She wants Andy Warhol to produce her second-most-
interesting work, the play Up Your Ass, an equally Y-chromosome-
bashing piece of art. The only scene from this play we hear
rehearsed involves a woman looking for a "yellow turd" for dinner.
Her in-road to Warhol is a she-male friend who has long since
forsaken his testosterone in favor of wigs and makeup. Taylor
doesn't cut this guy up because she doesn't consider him a real
man, and I doubt very few males would disagree with her.

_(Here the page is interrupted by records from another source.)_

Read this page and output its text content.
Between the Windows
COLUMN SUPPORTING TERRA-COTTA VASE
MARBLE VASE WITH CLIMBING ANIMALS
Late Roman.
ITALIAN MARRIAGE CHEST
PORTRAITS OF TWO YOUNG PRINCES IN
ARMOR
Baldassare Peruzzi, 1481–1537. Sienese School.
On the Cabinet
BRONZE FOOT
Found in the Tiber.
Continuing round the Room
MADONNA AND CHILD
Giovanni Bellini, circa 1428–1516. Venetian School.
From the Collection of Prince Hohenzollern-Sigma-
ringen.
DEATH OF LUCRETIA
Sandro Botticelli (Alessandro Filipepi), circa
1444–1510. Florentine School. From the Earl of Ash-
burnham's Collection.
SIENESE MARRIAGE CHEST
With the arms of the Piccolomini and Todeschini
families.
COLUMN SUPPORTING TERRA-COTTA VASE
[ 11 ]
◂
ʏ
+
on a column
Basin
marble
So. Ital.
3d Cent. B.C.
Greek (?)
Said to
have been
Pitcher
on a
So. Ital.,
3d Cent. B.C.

Taylor leaves the play with Warhol, who reads it aloud with
a few ladyfriends who find the work of the "dyke" repulsive. Warhol
doesn't want any part of this play either, but keeps in touch with
Taylor anyway because she has this cool hippie vibe about her
(everybody did back then). Meanwhile, Taylor keeps trying to sell
copies of her manifesto on the street and soon signs a contract with
a publisher to write a novel.
Some of the scenes in I SHOT ANDY WARHOL are slow
and dragged out, kind of like the trippy hippie experiences that
influenced Taylor to try to kill Warhol. Ironically, Warhol and his
open-minded self provided many of these drug-induced ideas that
eventually pushed Taylor over the edge, convincing her that Warhol
and her publisher were conspiring to oppress her life-changing
works.
Taylor's character is the very definition of mental illness,
but still has a lot of interesting and / or amusing observations about
society. A lot of the scenes that aren't even relevant to the Warhol
plot are the most intriguing in the film. She relates one story toward
the beginning of a man who paid her to walk on his chest in golf
shoes for his own sexual gratification. It's a strange world. Even
stranger, I still have scars on my chest from that.